The Story is Old and Boring
The story is exactly like the first movie from a long time ago. A group of greedy people are running after hidden treasure. This time, they look for treasure on an old pirate ship. The big “W” from the first movie is now turned into an “M.”
Also, the filmmakers put too many annoying advertisements for real-world brands right in the middle of the movie.
The Comedy: Flat, Juvenile, and Painfully Loud
If you laughed at the trailer’s standout scene—where the cast sits in water to check their bodies for “punctures”—congratulations, you’ve officially seen the only funny part of the entire movie. There are absolutely no surprises or twists left. The dialogue writing is the biggest villain of the film. We are subjected to nursery-level humour: rhyming “Guddu” with “fuddu,” bikes flying into the air when a heavy person sits on them, and agonisingly cringe-worthy lines from Ajay Devgn. Furthermore, listening to Sanjay Mishra say “Bro, Bro” 100 times in 100 minutes is enough to make your ears bleed.
Subplots and Performance Breakdown
Despite pre-release rumours claiming Ajay Devgn only had a cameo, make no mistake, this is entirely an Ajay Devgn film, though the entire ensemble gets equal, albeit wasted, screen time.
- The Good: Arshad Warsi and Javed Jaffrey are the only saving graces who try to hold their own without overacting.
- The Bad: Riteish Deshmukh’s forced Bhojpuri accent divides opinion; it provides a brief, low-brow guilty pleasure for some, but quickly becomes gratingly irritating for others. His entire subplot revolves around hitting his screen-wife with cheap, regressive weight jokes; body shaming is not the right way to crack jokes.
- The Ugly: The absolute worst segment of the movie is a bizarre caveman (Adi-manav) love triangle featuring a “Bhabhi” character. It completely derails whatever logic was left and kills the comedy entirely, wasting a golden opportunity to trigger genuine nostalgia using the beloved characters of Manav and Adi.
Technical Disasters: Windows XP VFX and Noisy Music
The production value is an absolute mess. The movie relies heavily on VFX, but the execution is so poor that the green-screen/chroma backgrounds look like they were painted in MS Paint on Windows XP. Every single frame feels artificial and poorly rendered.

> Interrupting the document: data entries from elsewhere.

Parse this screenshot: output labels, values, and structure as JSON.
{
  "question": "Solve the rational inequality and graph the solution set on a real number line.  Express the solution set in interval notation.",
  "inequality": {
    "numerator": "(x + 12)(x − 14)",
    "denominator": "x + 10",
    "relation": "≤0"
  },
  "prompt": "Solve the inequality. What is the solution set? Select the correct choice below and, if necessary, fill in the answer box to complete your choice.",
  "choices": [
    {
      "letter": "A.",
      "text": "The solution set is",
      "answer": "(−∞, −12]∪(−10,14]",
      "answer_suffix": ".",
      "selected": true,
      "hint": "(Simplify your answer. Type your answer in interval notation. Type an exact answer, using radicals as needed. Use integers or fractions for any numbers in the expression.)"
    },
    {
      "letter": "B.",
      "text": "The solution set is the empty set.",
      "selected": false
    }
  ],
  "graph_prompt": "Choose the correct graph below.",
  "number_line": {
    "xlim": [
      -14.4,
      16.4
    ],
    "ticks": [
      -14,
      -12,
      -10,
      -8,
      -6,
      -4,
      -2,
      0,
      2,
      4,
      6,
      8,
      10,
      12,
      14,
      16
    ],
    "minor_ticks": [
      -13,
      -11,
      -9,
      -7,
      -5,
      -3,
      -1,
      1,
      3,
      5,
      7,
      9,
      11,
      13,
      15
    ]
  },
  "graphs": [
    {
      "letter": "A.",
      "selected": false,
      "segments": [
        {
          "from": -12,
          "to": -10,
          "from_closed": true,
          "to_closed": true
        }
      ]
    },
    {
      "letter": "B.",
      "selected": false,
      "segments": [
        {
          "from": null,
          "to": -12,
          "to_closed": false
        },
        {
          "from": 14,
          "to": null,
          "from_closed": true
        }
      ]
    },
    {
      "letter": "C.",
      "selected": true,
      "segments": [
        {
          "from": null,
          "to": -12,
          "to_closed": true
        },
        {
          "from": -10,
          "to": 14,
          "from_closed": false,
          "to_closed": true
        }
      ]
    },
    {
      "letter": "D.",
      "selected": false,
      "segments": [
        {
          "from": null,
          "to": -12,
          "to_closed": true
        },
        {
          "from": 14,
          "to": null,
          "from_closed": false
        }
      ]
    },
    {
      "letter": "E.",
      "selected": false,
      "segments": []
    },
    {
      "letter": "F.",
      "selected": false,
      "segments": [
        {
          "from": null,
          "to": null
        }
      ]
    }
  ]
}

To top it all off, the movie completely lacks musical originality, going as far as to create a terrible, localised Hindi version of Money Heist’s iconic anthem, Bella Ciao.
Newz Daddy Ratings: ⭐ / 5 (1 out of 5 Stars)
Dhamaal 4 attempts to aggressively milk nostalgia by repeating the word “Dhamaal” a dozen times and dressing characters in their iconic original outfits, but you can’t recreate classic humour with lazy writing. The film even has the audacity to tease Dhamaal 5 during the climax, a peak display of self-obsession from the makers.
Family Guide:
The film is technically clean with no vulgarity or adult scenes, meaning you can watch it with your family. However, be warned: your family might just throw their slippers at you for making them sit through it.
Dear Ajay Devgn, only Drishyam 3 is allowed. Otherwise, this franchise will bankrupt the audience’s sanity.